Глава 3
- Где же эта проклятая книга? – Гермиона морщила лоб.
Начало девятого вечера на круглых старинных часах, висевших прямиком над рабочим место мадам Пинз. Пустая библиотека, лишь две когтевранки тихо перешептывающиеся над тонким фолиантом. Спокойно и уютно. Ее маленький и такой привычный мир. Мантия бесформенной лужицей лежала на соседнем стуле, рядом на спинке висела тяжелая школьная сумка. Она писала эссе Слизнорту, интересное и уже весьма длинное. Только несколько описаний, всего лишь пару строк не хватало для идеальности, Гермиона сдаваться не собиралась.
- Я точно помню, эта книга была здесь, - девушка встала на маленькую лестничку в четыре ступеньки и потянулась к верхнему ряду книг.

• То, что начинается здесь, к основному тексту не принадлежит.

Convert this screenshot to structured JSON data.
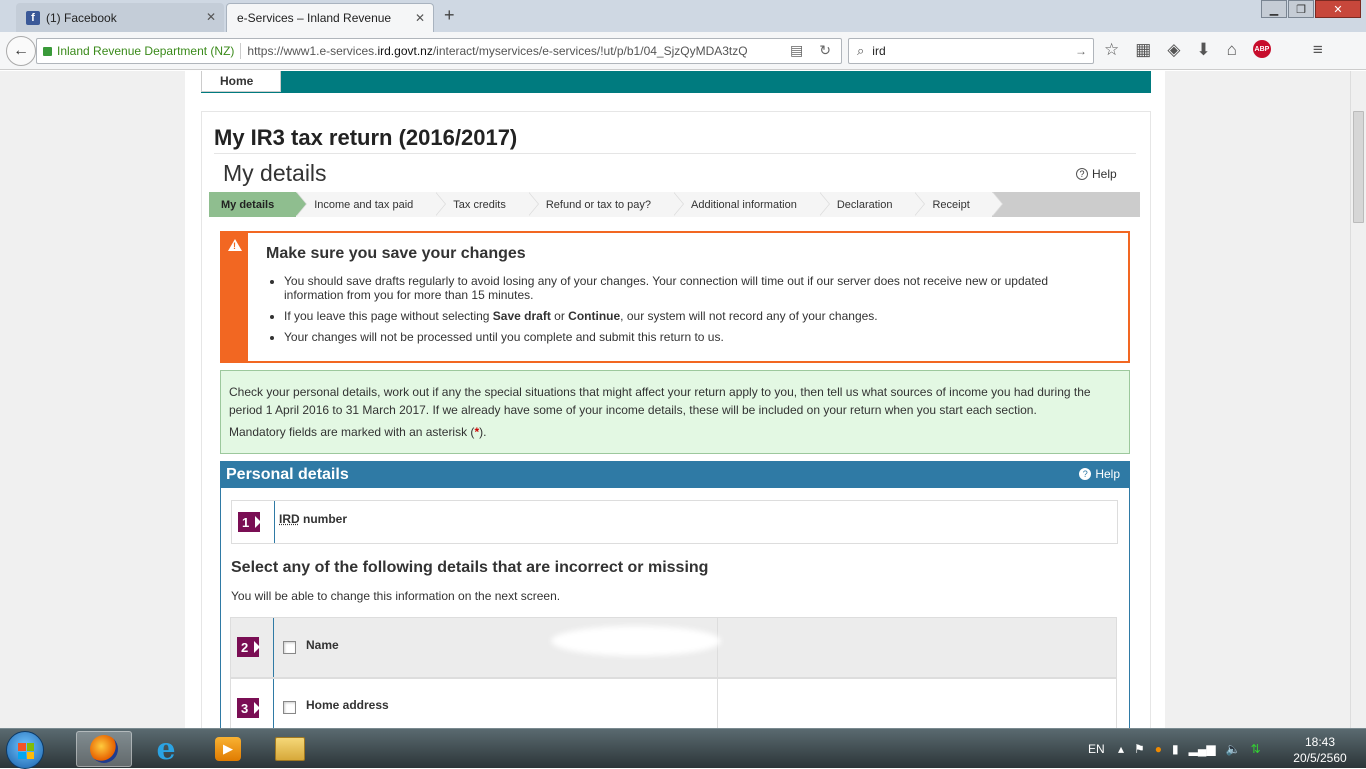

Рубашка выскользнула из-за кромки юбки, легкий ветерок прошелся по гладкому животу, посылая сотни мурашек по всему телу. Полосатые гольфы на голую ногу и легкие черные балетки. Грейнджер выглядела, как и пять лет назад, на третьем курсе, точно и не изменилась с того года, когда посмела ударить его. Сильно, прямиком в переносицу. От воспоминаний Драко нахмурился. Одна, как и всегда. Малфой молча, наблюдал за ней, ловя каждое ее мимолетное движение. Волшебная палочка торчала из небрежного пучка, так не осмотрительно примененная в качестве заколки для волос. Беспечная героиня, перебившая всех врагов на войне. Пальчики ловко вытащили палочку, тихо произнеся заклинание, она поманила книгу Акцио к себе.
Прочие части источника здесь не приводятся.